Theories of Concepts

Instructor: Eleonore Neufeld (she/her)

Office hours: By request

Email: [email protected]

Lecture: W 3:30 to 6:20pm, Central Time, synchronous

Meeting link:

Join our Cloud HD Video Meeting

🦚 Table of Contents

🗝 Enrollment

Prerequisite(s): Students should have some background knowledge in philosophy of language or philosophy of mind. This course satisfies the M&E requirement.

📜 Course Description

This class will be on theories of concepts and their application to topics such as conceptual engineering or different phenomena in the philosophy of language and mind. We will discuss the desiderata a theory of concepts should fulfill. After a review of the more classical proposals, we'll pay special attention to how the most recent proposals fare with respect to the desiderata. We will also explore more recent advances in the study of category representation, such as psychological essentialism and causal model theory, and examine whether they can circumvent problems faced by other models.

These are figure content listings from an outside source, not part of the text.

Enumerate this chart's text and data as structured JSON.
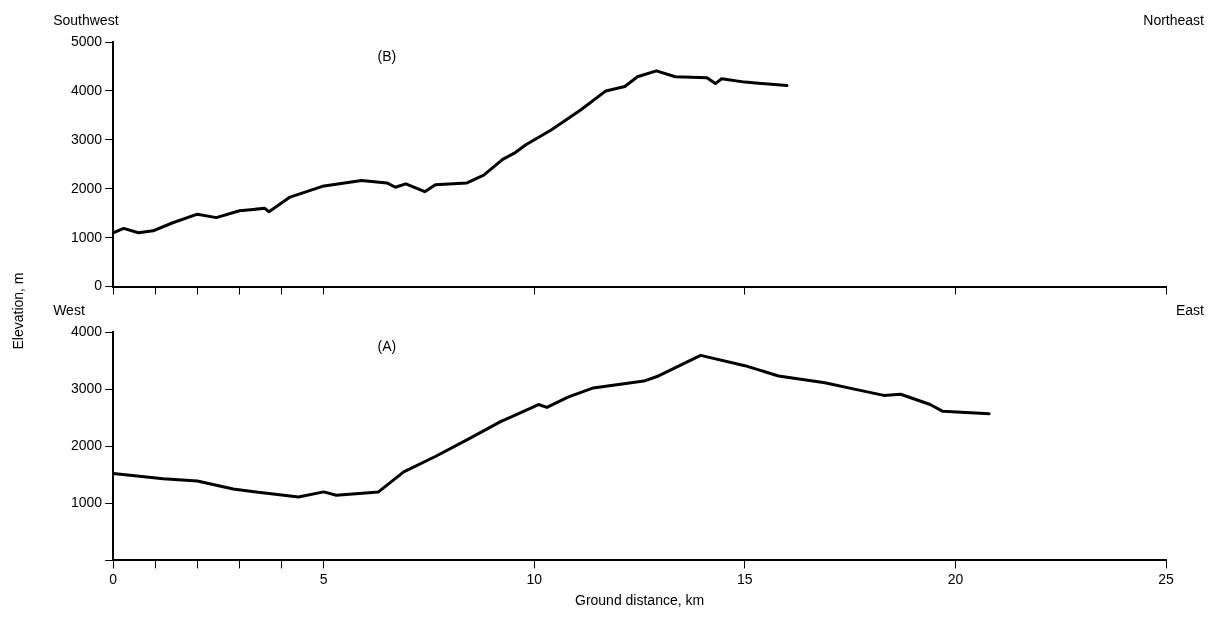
{
  "chart_data": [
    {
      "type": "line",
      "ylabel": "Elevation, m",
      "annotations": [
        "Southwest",
        "Northeast",
        "(B)"
      ],
      "tick_labels": "y",
      "legend": false,
      "grid": false,
      "marker": "none",
      "line_style": "solid",
      "xlim": [
        0,
        25
      ],
      "xticks": [
        0,
        {
          "value": 1,
          "label": null
        },
        {
          "value": 2,
          "label": null
        },
        {
          "value": 3,
          "label": null
        },
        {
          "value": 4,
          "label": null
        },
        5,
        10,
        15,
        20,
        25
      ],
      "ylim": [
        0,
        5000
      ],
      "yticks": [
        0,
        1000,
        2000,
        3000,
        4000,
        5000
      ],
      "series": [
        {
          "color": "#000000",
          "x": [
            0,
            0.25,
            0.6,
            0.95,
            1.4,
            2.0,
            2.45,
            3.0,
            3.6,
            3.7,
            4.2,
            4.97,
            5.9,
            6.5,
            6.7,
            6.95,
            7.4,
            7.65,
            8.4,
            8.8,
            9.25,
            9.55,
            9.8,
            10.4,
            11.1,
            11.7,
            12.15,
            12.45,
            12.9,
            13.35,
            14.1,
            14.3,
            14.45,
            15.0,
            16.0
          ],
          "values": [
            1100,
            1190,
            1100,
            1140,
            1300,
            1480,
            1410,
            1550,
            1600,
            1530,
            1830,
            2050,
            2170,
            2120,
            2030,
            2100,
            1940,
            2080,
            2120,
            2280,
            2600,
            2740,
            2900,
            3200,
            3610,
            4000,
            4090,
            4290,
            4410,
            4290,
            4270,
            4150,
            4250,
            4180,
            4110
          ]
        }
      ]
    },
    {
      "type": "line",
      "xlabel": "Ground distance, km",
      "annotations": [
        "West",
        "East",
        "(A)"
      ],
      "legend": false,
      "grid": false,
      "marker": "none",
      "line_style": "solid",
      "xlim": [
        0,
        25
      ],
      "xticks": [
        0,
        {
          "value": 1,
          "label": null
        },
        {
          "value": 2,
          "label": null
        },
        {
          "value": 3,
          "label": null
        },
        {
          "value": 4,
          "label": null
        },
        5,
        10,
        15,
        20,
        25
      ],
      "ylim": [
        0,
        4000
      ],
      "yticks": [
        {
          "value": 0,
          "label": null
        },
        1000,
        2000,
        3000,
        4000
      ],
      "series": [
        {
          "color": "#000000",
          "x": [
            0,
            1.19,
            2.0,
            2.85,
            3.6,
            4.4,
            5.0,
            5.3,
            6.3,
            6.9,
            7.65,
            8.4,
            9.2,
            10.1,
            10.3,
            10.8,
            11.4,
            12.6,
            12.95,
            13.95,
            15.0,
            15.8,
            16.9,
            17.6,
            18.3,
            18.7,
            19.4,
            19.7,
            20.8
          ],
          "values": [
            1520,
            1430,
            1390,
            1250,
            1180,
            1110,
            1200,
            1140,
            1200,
            1550,
            1820,
            2110,
            2430,
            2730,
            2680,
            2860,
            3020,
            3140,
            3230,
            3590,
            3410,
            3230,
            3110,
            3000,
            2890,
            2910,
            2730,
            2610,
            2570
          ]
        }
      ]
    }
  ]
}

Finally, we will look into recent research in conceptual engineering and conceptual ethics, and explore questions of how our concepts ought to look like, and what some of the challenges of the implementation of such projects are.

👩🏼‍🏫 Zoom etiquette

🏆 Course Requirements

Generally: Do the readings, attend the seminar, and participate in discussions.

Discussion Notes. For each seminar, draft a one page (500 words maximum) reflection piece that (i) develops at least one important criticism of a paper; (ii) isolates a point or idea in the paper as important, astute, worth developing; and (iii) presents a question you want greater clarity on or that has been bypassed within the dialectic. Send it to me before midnight the night before the seminar. These pieces will not be formally graded, but will be distributed to others taking the course. You may skip two submissions for any reason. But you must turn in one prior to each of the other seminars to receive a grade in the course.

Presentation. Give a presentation on a paper I'll assign. (~25 min)

Short Final Paper. Meet with me to discuss and confirm your paper topic by April 15. Submit a final paper of about 3000 words by May 12. Since one of the course goals is that you have a paper that you can submit and present at a philosophy conference, indicate in the email what conference/workshop you could send this paper to (if you wanted to—of course, I don't force you to submit anywhere!).